To put this another way, Wynn lacks empathy for Eleanor and others of “her kind” (women, Jews). In a technical sense, empathy means being able to take another’s perspective, to understand what they’re thinking and what they’re feeling, experiencing the latter, to some degree, within yourself. Neuroscientist Simon Baron-Cohen posits that lack of empathy allows a person to view others as objects ("as if she were a part of the house"), and this enables them to inflict pain; after all, inanimate objects don’t feel anything. Othering—viewing as "us vs. them” or “not our kind”—involves such objectification, grounded in the absence of empathy. The antidote to such poisonous thinking involves anything that encourages perspective-taking, including seeing people as individuals rather than members of a group (to Patricia, Eleanor becomes Margaux’s tutor, not some Jewish girl), encountering shared attributes because these make you realize someone is not entirely other (Patricia understands that Eleanor likes many of the things she likes), and feeling that you’re on the same side in a worthy pursuit (such as helping Margaux emerge from her depression). Experiences of this nature enable Patricia to see Eleanor as a person, not an object.

The common denominator of much re-personalizing and un-othering is thinking, raising consciousness about your automatic responses. As noted, othering originates in the amygdala, the part of the brain linked to fear and aggression. But control of the amygdala comes from various areas of the prefrontal cortex, including centers of logic and perspective-taking. Empathy can be automatic (still involving prefrontal activation), but it can and often does involve conscious thought. It’s no accident that the most intelligent, thoughtful, and mentally flexible people in Zeldis’s novel, Eleanor and Patricia’s brother Tom, are the most open-minded about many things. (Tom has an openly gay friend and couldn’t care less about his sexual orientation, and he understands that the young avant-garde painter Jackson Pollack, scorned by many, is a genius, even buying one of his paintings!)

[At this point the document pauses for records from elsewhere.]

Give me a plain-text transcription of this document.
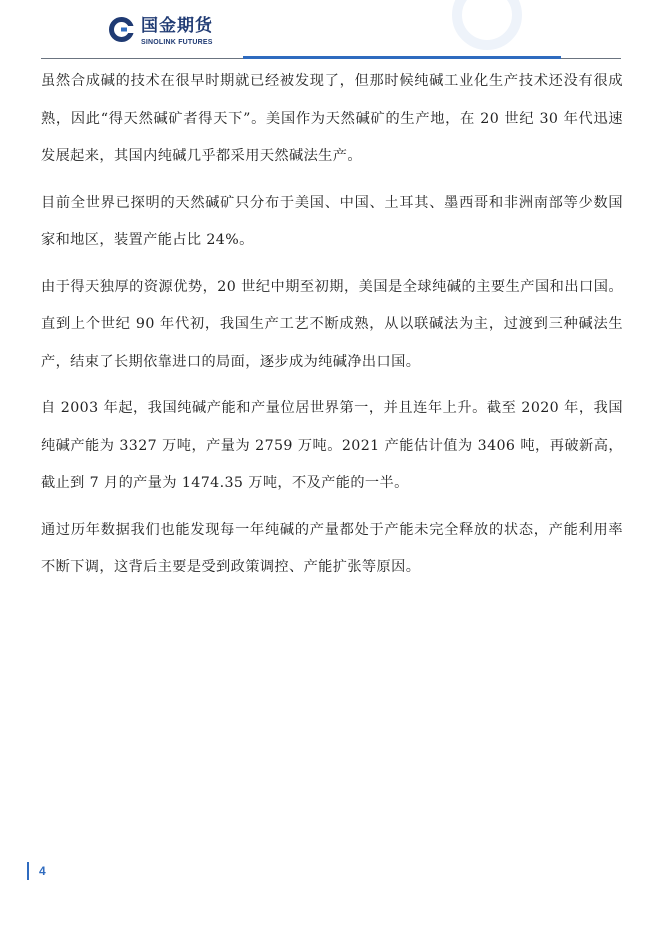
国金期货
SINOLINK FUTURES

虽然合成碱的技术在很早时期就已经被发现了，但那时候纯碱工业化生产技术还没有很成熟，因此“得天然碱矿者得天下”。美国作为天然碱矿的生产地，在 20 世纪 30 年代迅速发展起来，其国内纯碱几乎都采用天然碱法生产。

目前全世界已探明的天然碱矿只分布于美国、中国、土耳其、墨西哥和非洲南部等少数国家和地区，装置产能占比 24%。

由于得天独厚的资源优势，20 世纪中期至初期，美国是全球纯碱的主要生产国和出口国。直到上个世纪 90 年代初，我国生产工艺不断成熟，从以联碱法为主，过渡到三种碱法生产，结束了长期依靠进口的局面，逐步成为纯碱净出口国。

自 2003 年起，我国纯碱产能和产量位居世界第一，并且连年上升。截至 2020 年，我国纯碱产能为 3327 万吨，产量为 2759 万吨。2021 产能估计值为 3406 吨，再破新高，截止到 7 月的产量为 1474.35 万吨，不及产能的一半。

通过历年数据我们也能发现每一年纯碱的产量都处于产能未完全释放的状态，产能利用率不断下调，这背后主要是受到政策调控、产能扩张等原因。

4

Early on in the novel, before she becomes Margaux’s tutor, Eleanor goes to an employment agency where the manager advises her to change her recognizably Jewish name. Rita Burns knows whereof she speaks, for she was Rachel Bernstein before realizing that her Jewish name reduced her chances of getting a job. Eleanor resists the idea: Although she isn’t religious, she feels a cultural connection with her heritage. And more than that, she thinks,

“And then there was something else too, something that emerged only after the war. The news of the camps, the tattoos, the gas chambers, the multitude of tortures tailored and perfected for Jews. Adolf Hitler has systematically tried to annihilate her people. He hadn’t succeeded, but his murderous goal made her want to ally herself more closely with those who’d survived. Moskowitz was shorthand for the connection she felt.”

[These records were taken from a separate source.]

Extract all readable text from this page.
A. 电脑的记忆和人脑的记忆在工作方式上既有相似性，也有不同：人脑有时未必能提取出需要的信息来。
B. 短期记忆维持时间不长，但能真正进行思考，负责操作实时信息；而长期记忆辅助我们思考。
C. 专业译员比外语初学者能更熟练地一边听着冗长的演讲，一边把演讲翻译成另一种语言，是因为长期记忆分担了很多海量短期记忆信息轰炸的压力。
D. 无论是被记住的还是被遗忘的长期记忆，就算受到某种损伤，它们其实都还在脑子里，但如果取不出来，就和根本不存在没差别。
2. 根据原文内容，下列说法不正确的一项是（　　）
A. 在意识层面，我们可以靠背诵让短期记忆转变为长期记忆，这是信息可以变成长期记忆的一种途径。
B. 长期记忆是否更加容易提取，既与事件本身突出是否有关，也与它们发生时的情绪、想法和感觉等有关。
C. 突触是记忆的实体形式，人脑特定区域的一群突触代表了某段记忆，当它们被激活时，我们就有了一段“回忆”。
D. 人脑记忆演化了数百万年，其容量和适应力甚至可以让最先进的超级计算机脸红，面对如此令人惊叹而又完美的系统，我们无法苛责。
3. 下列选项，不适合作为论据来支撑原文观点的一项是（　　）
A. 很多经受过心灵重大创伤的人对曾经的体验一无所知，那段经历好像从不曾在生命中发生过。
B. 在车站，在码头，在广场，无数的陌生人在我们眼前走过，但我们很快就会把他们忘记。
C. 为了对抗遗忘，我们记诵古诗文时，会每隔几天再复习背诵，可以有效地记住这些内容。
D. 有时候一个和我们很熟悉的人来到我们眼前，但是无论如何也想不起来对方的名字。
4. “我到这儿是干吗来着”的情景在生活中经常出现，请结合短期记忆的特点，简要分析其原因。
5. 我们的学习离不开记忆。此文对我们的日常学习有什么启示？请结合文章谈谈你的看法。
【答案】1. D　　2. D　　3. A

By associating Eleanor’s wish to keep her name with her personal sense of identification with victims of the Holocaust, Zeldis links the kinds of casual prejudice and indignity that Eleanor has to deal with—such as changing her name—with genocide, and by implication, with all the other atrocities of which we humans are all too capable: Such events can turn a civilized society into a dystopia. This connection between othering and violence is subtle—these thoughts about the Holocaust are fleeting, and the War doesn’t figure prominently in the novel. Are violence and othering linked elsewhere in the novel? Perhaps, but no spoilers here! In any case, Not Our Kind is a compelling page-turner, not a polemic, and à la Austen, Zeldis embeds whatever morals there might be in the story itself. But the message is clear, nevertheless. The path from othering to evil is a slippery slope.

References

Baron-Cohen, Simon (2012). The Science of Evil: On Empathy and the Origins of Cruelty. New York: Basic Books.

Sapolsky, Robert (2017). Behave: The Biology of Humans at Our Best and Worst. New York: Penguin Books.

Zeldis, Kitty (2018). Not Our Kind. New York: Harper.